Base classes, abstract methods or Design flaw?

62 Views Asked by At

so I have this issue and actually I don't know how to solve this. I was wondering if one of you could point me a bit in the right direction.

I'm working on some event sourcing helpers in C#. I don't think knowledge of event sourcing is required to solve this.

So I created this base class which should do some logic which every aggregateroot should do like getting track of the playhead, returning the uncommitted events.

public class AggregateRootBase: IAggregateRoot
    {
        protected List<IDomainEvent> uncommittedEvents = new List<IDomainEvent>();
        protected int playHead = -1;
        
        public Guid getAggregateRootId()
        {
            throw new NotImplementedException();
        }

        public List<IDomainEvent> getUncommittedEvents()
        {
            return uncommittedEvents;
        }

        public int getPlayHead()
        {
            return this.playHead;
        }

        public void setExpectedPlayHead(int expectedPlayHead)
        {
            this.playHead = expectedPlayHead;
        }
        
        protected void Record(IDomainEvent e)
        {
            this.uncommittedEvents.Add(e);
            this.Apply((dynamic) e);
            this.playHead++;
        }
    }

However my question will focus on this line:

this.Apply((dynamic) e);

Currently the above base class will give a compile error because it does not know how to deal with this Apply method.
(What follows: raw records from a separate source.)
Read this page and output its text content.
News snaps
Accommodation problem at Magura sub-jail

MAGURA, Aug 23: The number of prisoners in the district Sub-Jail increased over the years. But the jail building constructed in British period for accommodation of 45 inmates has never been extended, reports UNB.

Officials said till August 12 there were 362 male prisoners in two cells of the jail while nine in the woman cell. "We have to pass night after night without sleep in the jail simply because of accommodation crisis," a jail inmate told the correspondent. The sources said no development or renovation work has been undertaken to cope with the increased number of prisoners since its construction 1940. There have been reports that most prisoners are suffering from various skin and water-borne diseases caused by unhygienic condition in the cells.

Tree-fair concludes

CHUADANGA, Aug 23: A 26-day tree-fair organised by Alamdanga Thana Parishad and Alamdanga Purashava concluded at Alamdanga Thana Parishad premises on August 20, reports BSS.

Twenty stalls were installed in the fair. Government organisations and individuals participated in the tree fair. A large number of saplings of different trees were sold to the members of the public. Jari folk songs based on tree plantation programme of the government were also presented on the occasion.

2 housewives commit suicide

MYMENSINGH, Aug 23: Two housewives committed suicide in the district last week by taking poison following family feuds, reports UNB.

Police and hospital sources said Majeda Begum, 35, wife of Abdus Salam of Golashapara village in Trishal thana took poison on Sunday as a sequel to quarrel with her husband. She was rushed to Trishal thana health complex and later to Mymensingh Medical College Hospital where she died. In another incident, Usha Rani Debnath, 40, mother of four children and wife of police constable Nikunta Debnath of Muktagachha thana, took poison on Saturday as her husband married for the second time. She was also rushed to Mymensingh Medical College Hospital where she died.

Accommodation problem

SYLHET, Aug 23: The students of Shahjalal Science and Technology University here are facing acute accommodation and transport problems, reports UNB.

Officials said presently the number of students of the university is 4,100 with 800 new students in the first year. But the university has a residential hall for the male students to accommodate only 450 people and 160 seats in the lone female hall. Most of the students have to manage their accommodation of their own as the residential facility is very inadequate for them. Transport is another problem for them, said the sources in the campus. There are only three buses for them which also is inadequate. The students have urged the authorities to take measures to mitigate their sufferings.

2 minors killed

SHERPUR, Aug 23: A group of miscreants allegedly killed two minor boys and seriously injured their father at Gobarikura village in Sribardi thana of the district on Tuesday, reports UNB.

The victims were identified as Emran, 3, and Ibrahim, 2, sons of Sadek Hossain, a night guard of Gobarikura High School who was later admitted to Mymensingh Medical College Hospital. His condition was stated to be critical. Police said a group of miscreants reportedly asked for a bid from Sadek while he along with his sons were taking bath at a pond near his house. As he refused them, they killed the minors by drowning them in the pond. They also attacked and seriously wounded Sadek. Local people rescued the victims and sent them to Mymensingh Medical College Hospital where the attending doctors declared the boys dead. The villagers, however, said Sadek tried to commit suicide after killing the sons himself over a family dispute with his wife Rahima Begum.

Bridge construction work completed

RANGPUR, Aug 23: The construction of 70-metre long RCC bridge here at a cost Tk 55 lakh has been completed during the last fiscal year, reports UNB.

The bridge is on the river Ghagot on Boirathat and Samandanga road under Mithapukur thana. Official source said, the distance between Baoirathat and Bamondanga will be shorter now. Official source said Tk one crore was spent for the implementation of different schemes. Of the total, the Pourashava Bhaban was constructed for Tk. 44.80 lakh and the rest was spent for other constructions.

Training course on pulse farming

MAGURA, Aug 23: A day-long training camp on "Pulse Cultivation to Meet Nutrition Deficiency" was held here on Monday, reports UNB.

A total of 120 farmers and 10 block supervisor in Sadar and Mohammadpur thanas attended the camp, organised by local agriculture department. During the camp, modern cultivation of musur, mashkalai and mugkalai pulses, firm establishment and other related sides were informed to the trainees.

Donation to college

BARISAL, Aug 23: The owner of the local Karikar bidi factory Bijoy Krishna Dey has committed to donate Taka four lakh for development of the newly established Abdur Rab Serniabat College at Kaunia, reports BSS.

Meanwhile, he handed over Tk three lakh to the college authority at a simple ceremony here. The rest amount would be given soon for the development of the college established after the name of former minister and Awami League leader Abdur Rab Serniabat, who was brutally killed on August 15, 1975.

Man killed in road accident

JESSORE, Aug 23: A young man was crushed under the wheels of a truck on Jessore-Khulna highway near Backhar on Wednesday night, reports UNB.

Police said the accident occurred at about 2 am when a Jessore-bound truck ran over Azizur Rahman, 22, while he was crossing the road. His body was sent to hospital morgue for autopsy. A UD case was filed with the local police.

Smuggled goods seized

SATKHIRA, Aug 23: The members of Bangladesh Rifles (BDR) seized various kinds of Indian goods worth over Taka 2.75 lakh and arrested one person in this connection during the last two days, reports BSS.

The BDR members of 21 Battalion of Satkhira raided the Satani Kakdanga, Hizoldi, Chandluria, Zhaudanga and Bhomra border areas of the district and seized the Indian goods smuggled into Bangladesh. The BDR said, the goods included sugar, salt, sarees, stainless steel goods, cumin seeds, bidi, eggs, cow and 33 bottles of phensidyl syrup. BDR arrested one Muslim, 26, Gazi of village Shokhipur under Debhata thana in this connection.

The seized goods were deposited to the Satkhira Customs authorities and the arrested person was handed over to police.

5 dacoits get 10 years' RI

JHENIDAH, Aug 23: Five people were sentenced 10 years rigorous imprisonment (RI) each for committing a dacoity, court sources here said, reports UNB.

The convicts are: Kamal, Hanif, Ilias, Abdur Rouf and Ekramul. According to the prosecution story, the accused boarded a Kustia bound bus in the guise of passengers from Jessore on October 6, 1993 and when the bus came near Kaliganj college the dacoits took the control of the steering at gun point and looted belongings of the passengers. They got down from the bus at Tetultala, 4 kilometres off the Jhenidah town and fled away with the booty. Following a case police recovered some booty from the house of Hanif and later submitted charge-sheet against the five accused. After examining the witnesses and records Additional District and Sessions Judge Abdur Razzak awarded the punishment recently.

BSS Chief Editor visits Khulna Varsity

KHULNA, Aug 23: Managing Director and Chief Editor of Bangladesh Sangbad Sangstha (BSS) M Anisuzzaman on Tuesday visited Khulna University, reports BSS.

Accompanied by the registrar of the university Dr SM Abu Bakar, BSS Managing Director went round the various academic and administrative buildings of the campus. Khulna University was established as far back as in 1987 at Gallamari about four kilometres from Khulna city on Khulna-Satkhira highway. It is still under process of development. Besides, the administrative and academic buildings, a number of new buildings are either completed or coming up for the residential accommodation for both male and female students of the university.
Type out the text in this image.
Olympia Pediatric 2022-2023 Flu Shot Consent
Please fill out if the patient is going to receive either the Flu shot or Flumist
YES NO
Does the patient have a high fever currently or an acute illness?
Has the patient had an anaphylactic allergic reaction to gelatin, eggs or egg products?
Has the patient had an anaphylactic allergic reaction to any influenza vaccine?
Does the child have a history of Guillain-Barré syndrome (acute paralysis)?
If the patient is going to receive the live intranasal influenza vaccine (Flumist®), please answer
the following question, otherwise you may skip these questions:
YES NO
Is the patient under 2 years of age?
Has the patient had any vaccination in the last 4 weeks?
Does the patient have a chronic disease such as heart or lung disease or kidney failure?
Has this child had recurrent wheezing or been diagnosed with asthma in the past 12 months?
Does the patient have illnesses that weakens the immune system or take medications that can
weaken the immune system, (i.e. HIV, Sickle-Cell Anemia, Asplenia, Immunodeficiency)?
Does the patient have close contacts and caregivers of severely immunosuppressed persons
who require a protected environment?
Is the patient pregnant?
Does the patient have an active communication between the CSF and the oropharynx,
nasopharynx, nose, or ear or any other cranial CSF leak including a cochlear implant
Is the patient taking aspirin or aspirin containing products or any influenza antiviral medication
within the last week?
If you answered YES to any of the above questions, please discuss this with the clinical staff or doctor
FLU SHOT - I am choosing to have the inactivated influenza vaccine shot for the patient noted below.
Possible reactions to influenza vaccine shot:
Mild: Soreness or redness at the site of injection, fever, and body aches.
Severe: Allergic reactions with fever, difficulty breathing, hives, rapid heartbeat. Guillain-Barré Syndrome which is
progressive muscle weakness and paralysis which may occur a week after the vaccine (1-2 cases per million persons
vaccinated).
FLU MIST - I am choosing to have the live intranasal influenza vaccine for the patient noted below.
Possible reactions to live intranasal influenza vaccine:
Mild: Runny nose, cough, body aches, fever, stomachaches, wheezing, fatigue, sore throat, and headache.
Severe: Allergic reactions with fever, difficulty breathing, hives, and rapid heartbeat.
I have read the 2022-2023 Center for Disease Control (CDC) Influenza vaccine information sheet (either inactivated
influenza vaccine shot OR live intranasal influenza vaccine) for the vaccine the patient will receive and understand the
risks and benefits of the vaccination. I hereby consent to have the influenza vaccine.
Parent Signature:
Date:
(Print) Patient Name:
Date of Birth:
A typical child class will look like this:

public class User : AggregateRootBase
{
    // some logic
    
    public void Apply(UserRegistrationInitiated e)
    {
       // set aggregate root props here
    }

    public void Apply(RegistrationConfirmed e)
    {
       // set aggregate root props here
    }

    // some more logic
}

My question is basically how should I deal with that Apply method in the base class? I tried several things but if I make it abstract then I need to supply the types. Which can be anything and I don't want to get bothered with that in future projects.

I also tried to add a method in the base class which points to the interface.

public abstract void Apply(IDomainEvent e) 

But that didn't work because that method got precedence over the methods in the child class.

So I was trying and then I came to the conclusion that I might have created a design flaw that I was not fully aware of. C# is not my primary language so a mistake is easily made.